Merely taking part in his first Grand Tour at the Giro d'Italia represented another big step forwards for Healy, but for now he's showing no sign of slowing down, and that's even with form which he says is probably not as strong as a month ago in Belgium.

"The Giro was a bit of a gamble, to be honest," Healy said. "I had to recover after Liège and I spent 10 days off, just hoping the form would come through. So I'm maybe not as good as I was in the Ardennes, but for sure I was good today."

Healy said that he was already on a steep learning curve and had made some mistakes on stage 4, where the maglia rosa was up for grabs for those in the break of the day.

"At the start of the year, I wanted to get a stage win and potentially the pink, but I got a bit excited going for the break on stage 4 and blew it," Healy said.

"Sometimes I get too excited and I need to kind of sit back and reset. So I took those lessons and applied them today. And I put a big cross in the Garibaldi [Giro route book] for this stage as one where I could do something."

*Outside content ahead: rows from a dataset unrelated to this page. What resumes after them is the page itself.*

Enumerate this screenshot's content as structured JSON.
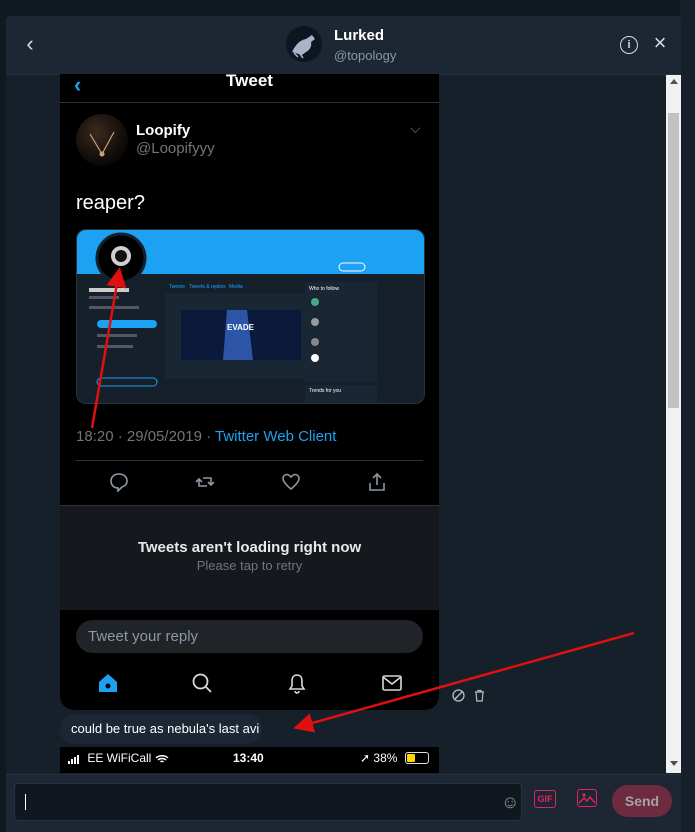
{
  "header": {
    "title": "Lurked",
    "handle": "@topology"
  },
  "screenshot": {
    "tweet_header": "Tweet",
    "author_name": "Loopify",
    "author_handle": "@Loopifyyy",
    "tweet_text": "reaper?",
    "timestamp": "18:20 · 29/05/2019 · ",
    "client": "Twitter Web Client",
    "error_title": "Tweets aren't loading right now",
    "error_subtitle": "Please tap to retry",
    "reply_placeholder": "Tweet your reply",
    "embedded_profile": {
      "tabs": [
        "Tweets",
        "Tweets & replies",
        "Media"
      ],
      "who_to_follow": "Who to follow",
      "trends": "Trends for you",
      "banner_text": "EVADE"
    }
  },
  "message": {
    "text": "could be true as nebula's last avi"
  },
  "second_screenshot": {
    "carrier": "EE WiFiCall",
    "time": "13:40",
    "battery": "38%",
    "battery_level": 0.38
  },
  "composer": {
    "input_value": "",
    "gif_label": "GIF",
    "send_label": "Send"
  },
  "colors": {
    "accent": "#1da1f2",
    "annotation": "#e01010",
    "send_disabled": "#6e2a3f"
  }
}
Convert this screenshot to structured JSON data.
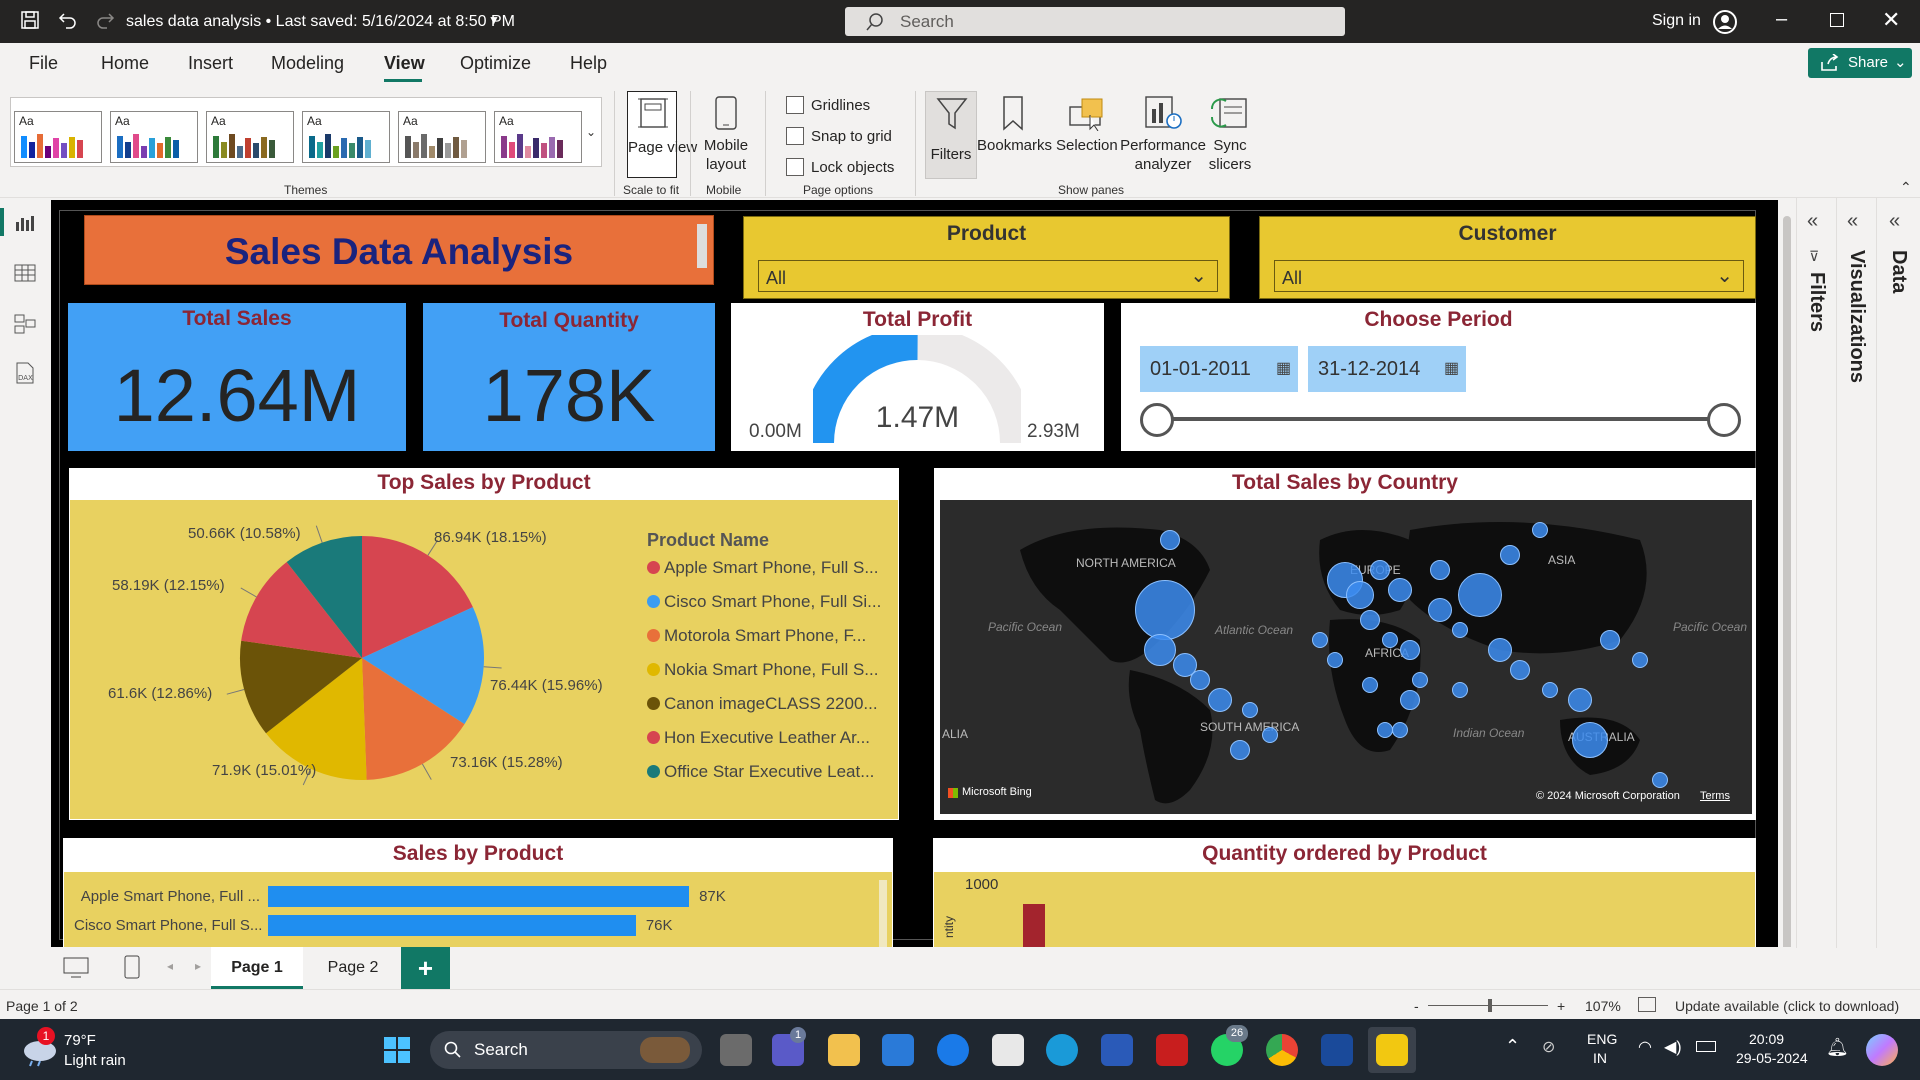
{
  "titlebar": {
    "title": "sales data analysis  •  Last saved: 5/16/2024 at 8:50 PM",
    "search_placeholder": "Search",
    "signin": "Sign in"
  },
  "menu": {
    "items": [
      "File",
      "Home",
      "Insert",
      "Modeling",
      "View",
      "Optimize",
      "Help"
    ],
    "share": "Share"
  },
  "ribbon": {
    "themes_label": "Themes",
    "theme_aa": "Aa",
    "page_view": "Page view",
    "scale_to_fit": "Scale to fit",
    "mobile_layout": "Mobile layout",
    "mobile": "Mobile",
    "gridlines": "Gridlines",
    "snap_to_grid": "Snap to grid",
    "lock_objects": "Lock objects",
    "page_options": "Page options",
    "filters": "Filters",
    "bookmarks": "Bookmarks",
    "selection": "Selection",
    "performance_analyzer": "Performance analyzer",
    "sync_slicers": "Sync slicers",
    "show_panes": "Show panes"
  },
  "report": {
    "title": "Sales Data Analysis",
    "product_slicer": {
      "label": "Product",
      "value": "All"
    },
    "customer_slicer": {
      "label": "Customer",
      "value": "All"
    },
    "total_sales": {
      "label": "Total Sales",
      "value": "12.64M"
    },
    "total_quantity": {
      "label": "Total Quantity",
      "value": "178K"
    },
    "total_profit": {
      "label": "Total Profit",
      "value": "1.47M",
      "min": "0.00M",
      "max": "2.93M",
      "fraction": 0.502
    },
    "period": {
      "label": "Choose Period",
      "start": "01-01-2011",
      "end": "31-12-2014"
    },
    "top_sales": {
      "title": "Top Sales by Product",
      "legend_title": "Product Name"
    },
    "map": {
      "title": "Total Sales by Country",
      "labels": [
        "NORTH AMERICA",
        "EUROPE",
        "ASIA",
        "AFRICA",
        "SOUTH AMERICA",
        "AUSTRALIA",
        "Pacific Ocean",
        "Atlantic Ocean",
        "Indian Ocean",
        "Pacific Ocean",
        "ALIA"
      ],
      "bing": "Microsoft Bing",
      "copyright": "© 2024 Microsoft Corporation",
      "terms": "Terms"
    },
    "sales_by_product": {
      "title": "Sales by Product"
    },
    "qty_by_product": {
      "title": "Quantity ordered by Product",
      "axis_tick": "1000",
      "axis_label": "ntity"
    }
  },
  "chart_data": [
    {
      "type": "pie",
      "title": "Top Sales by Product",
      "legend_title": "Product Name",
      "categories": [
        "Apple Smart Phone, Full S...",
        "Cisco Smart Phone, Full Si...",
        "Motorola Smart Phone, F...",
        "Nokia Smart Phone, Full S...",
        "Canon imageCLASS 2200...",
        "Hon Executive Leather Ar...",
        "Office Star Executive Leat..."
      ],
      "values": [
        86.94,
        76.44,
        73.16,
        71.9,
        61.6,
        58.19,
        50.66
      ],
      "labels": [
        "86.94K (18.15%)",
        "76.44K (15.96%)",
        "73.16K (15.28%)",
        "71.9K (15.01%)",
        "61.6K (12.86%)",
        "58.19K (12.15%)",
        "50.66K (10.58%)"
      ],
      "colors": [
        "#d64550",
        "#3b9cf0",
        "#e8703a",
        "#e0b800",
        "#6b5308",
        "#d64550",
        "#1a7a7a"
      ]
    },
    {
      "type": "bar",
      "title": "Sales by Product",
      "categories": [
        "Apple Smart Phone, Full ...",
        "Cisco Smart Phone, Full S..."
      ],
      "values": [
        87,
        76
      ],
      "labels": [
        "87K",
        "76K"
      ],
      "xlim": [
        0,
        100
      ]
    }
  ],
  "pagetabs": {
    "page1": "Page 1",
    "page2": "Page 2",
    "add": "+"
  },
  "status": {
    "page": "Page 1 of 2",
    "zoom": "107%",
    "update": "Update available (click to download)",
    "minus": "-",
    "plus": "+"
  },
  "taskbar": {
    "temp": "79°F",
    "weather": "Light rain",
    "weather_badge": "1",
    "search": "Search",
    "lang1": "ENG",
    "lang2": "IN",
    "time": "20:09",
    "date": "29-05-2024",
    "teams_badge": "1",
    "whatsapp_badge": "26"
  }
}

He said he had no idea if he could stay away to the finish when he went on such a long-distance attack, "but I had to try and pace it really well." His time trialling skills - he's currently Irish National TT champion - arguably helped him in that. But given his sprint is not the best and already lost him the Brabantse Pijl in a two-up duel against Dorian Godon (AG2R-Citroen), Healy said he knew that he could not risk doing anything but reaching the finish alone. "I 100% wanted to arrive solo," he said, "that's what I'll always try to do.

"I don't have the most amazing power, but I still put it out, I spin a high cadence and it works for me."

Formerly part of the same Team Wiggins and Trinity line-ups as Tom Pidcock (Ineos Grenadiers) and Tom Gloag (Jumbo-Visma), The question of where Healy goes from here remains to be seen. But while Pidcock's career to date needs no introduction, and Gloag is currently racing the Giro alongside the Irishman, Healy said that as yet he has no idea if he will fight for GC in the future, nor even what will happen between here and the end of the Italian Grand Tour.

"I really don't know yet," he said. "The longer climbs they have here - I've not got too much experience with those.

"I've done races as long as 10 days, and for now I feel like someone who can cope with the fatigue you get on Grand Tours. I don't seem to drop off as much as other guys. But it's still really an unknown for me."

Healy's 2023 was already a major success even before he started the Giro. After winning a stage before the Giro d'Italia has even reached its first rest day, anything that happens now to Healy is a bonus in a race that already can be considered his latest of multiple 2023 breakthroughs.